Moreover, even if one of the two companies achieves a monopoly position in the taxi aggregator industry, their behaviour will be constantly policed by competitors from other forms of transportation. Like, premium bus aggregators like ZipGo, threat of entry of new competitors with more cash like Reliance’s Jio and, most of all, business sense in not operating in a manner that would invite more regulatory interference. (One wonders if we can file a case against Google Chrome saying that they have a monopoly in the browser business).
The lawsuit, despite the faulty math, is bad news for Uber, Ola and consumers at large.

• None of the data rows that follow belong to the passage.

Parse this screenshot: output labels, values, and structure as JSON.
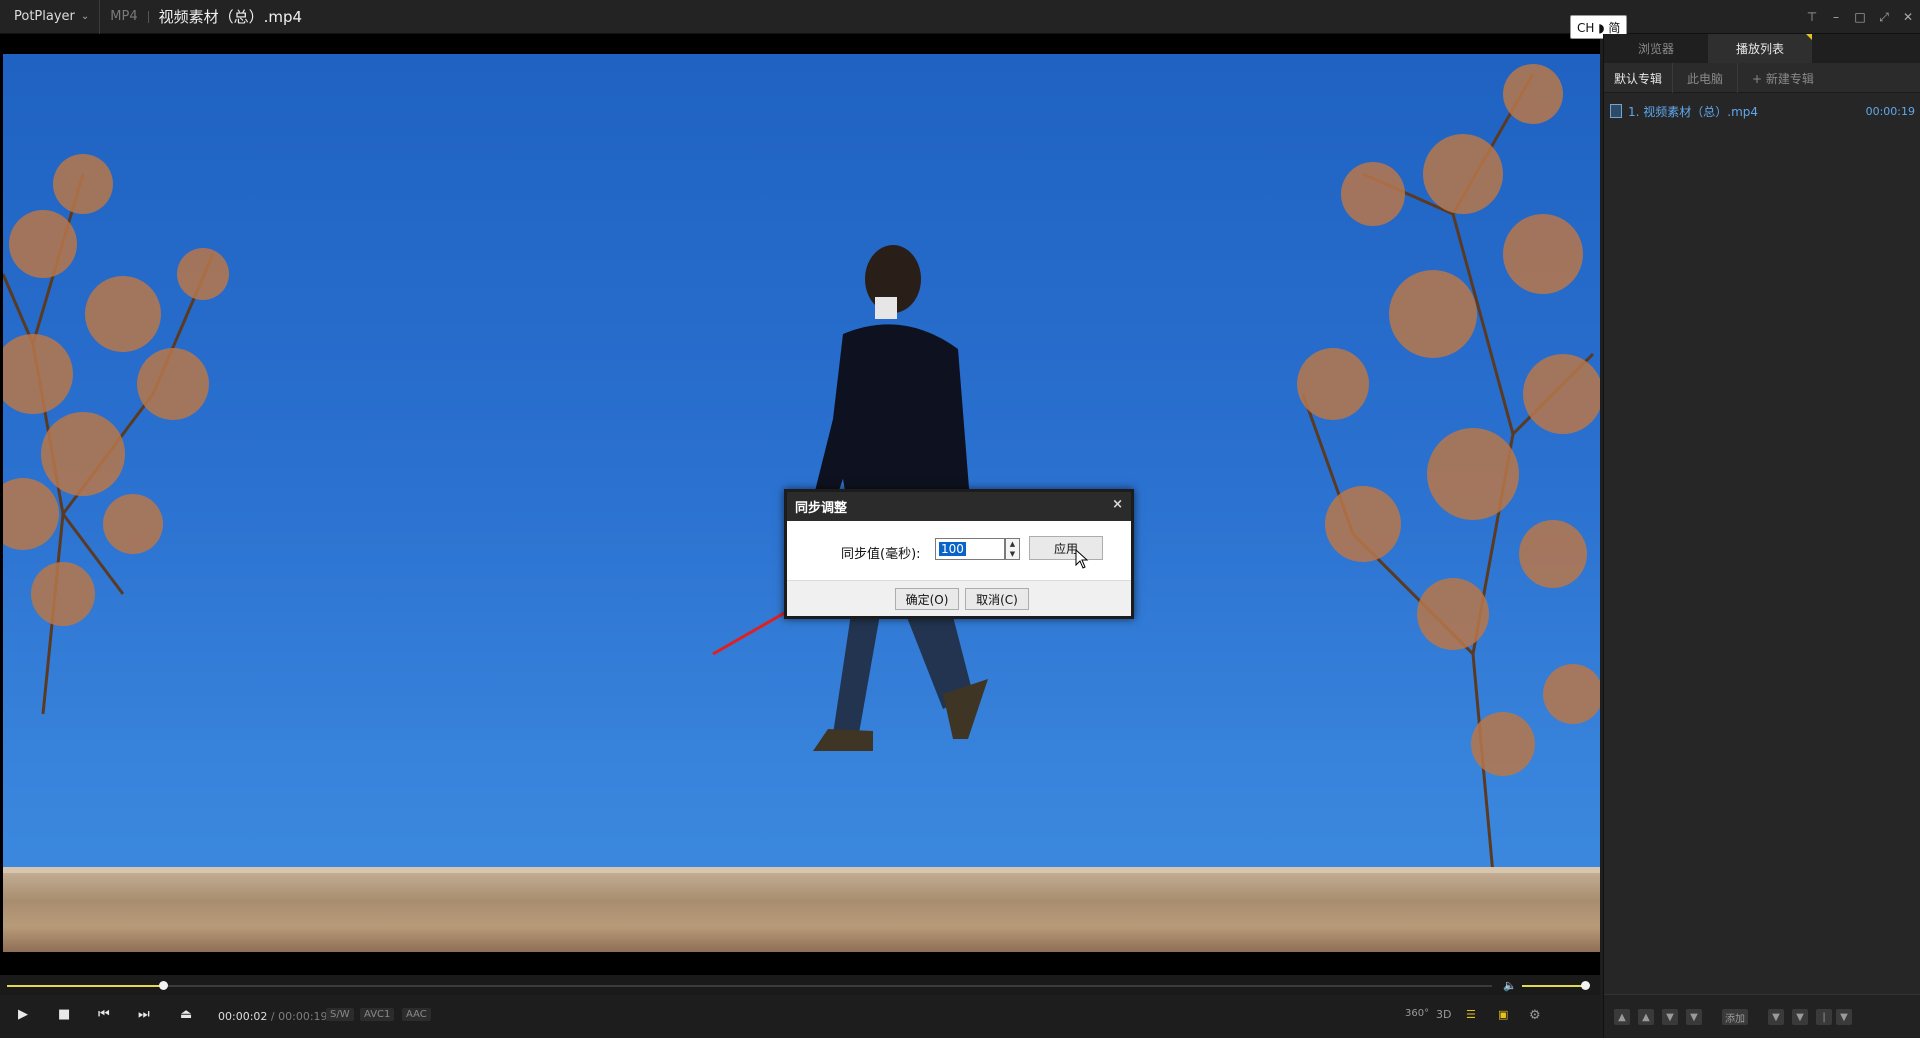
{
  "titlebar": {
    "app_name": "PotPlayer",
    "format": "MP4",
    "file_title": "视频素材（总）.mp4",
    "controls": [
      "pin-icon",
      "minimize-icon",
      "maximize-icon",
      "fullscreen-icon",
      "close-icon"
    ]
  },
  "dialog": {
    "title": "同步调整",
    "close_glyph": "×",
    "label": "同步值(毫秒):",
    "value": "100",
    "apply_label": "应用",
    "ok_label": "确定(O)",
    "cancel_label": "取消(C)"
  },
  "seek": {
    "position_fraction": 0.105,
    "volume_fraction": 0.96
  },
  "controls": {
    "current_time": "00:00:02",
    "separator": "/",
    "total_time": "00:00:19",
    "chips": [
      "S/W",
      "AVC1",
      "AAC"
    ],
    "right_labels": [
      "360°",
      "3D"
    ],
    "ime_text": "CH ◗ 简"
  },
  "panel": {
    "tabs": [
      "浏览器",
      "播放列表"
    ],
    "active_tab": 1,
    "subtabs": [
      "默认专辑",
      "此电脑",
      "+ 新建专辑"
    ],
    "items": [
      {
        "label": "1. 视频素材（总）.mp4",
        "duration": "00:00:19"
      }
    ],
    "footer": {
      "add_label": "添加"
    }
  },
  "colors": {
    "accent": "#e6d84a",
    "playlist_link": "#5fa8ee",
    "annotation_arrow": "#e02020"
  }
}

Even the most ardent supporters of Uber and Ola (which includes this writer) have to admit that they have violated the Delhi High Court’s 11 Aug order banning surge. They are clearly in violation of the Motor Vehicles Act. Given how the Government of India recently notified rules allowing class action against companies, Uber and Ola will probably be facing more such lawsuits from busybodies all over India. Uber and Ola will, in all probability, stop or massively reduce operations in cities or localities where they have low margins. This is bound to have an impact on the long-term sustainability of these apps given that they are platform markets which profit only if they expand to reach an optimal size.
The best solution to the mess that is taxi regulation in India would not only be to desist from introducing price regulation and other cumbersome and unnecessary requirements for taxi aggregators like Uber and Ola but also to repeal the price regulation and other cumbersome and unnecessary requirements already in place for traditional taxi firms. It is such regulations which make traditional taxi services uncompetitive in the first place. Bringing about regulatory parity by imposing these regulations on taxi aggregators, instead of repealing them for everyone, is counterproductive and utterly moronic.
Shreyas Bharadwaj is a Hindutvawadi from Mysuru who is interested in writing about cities and public policy.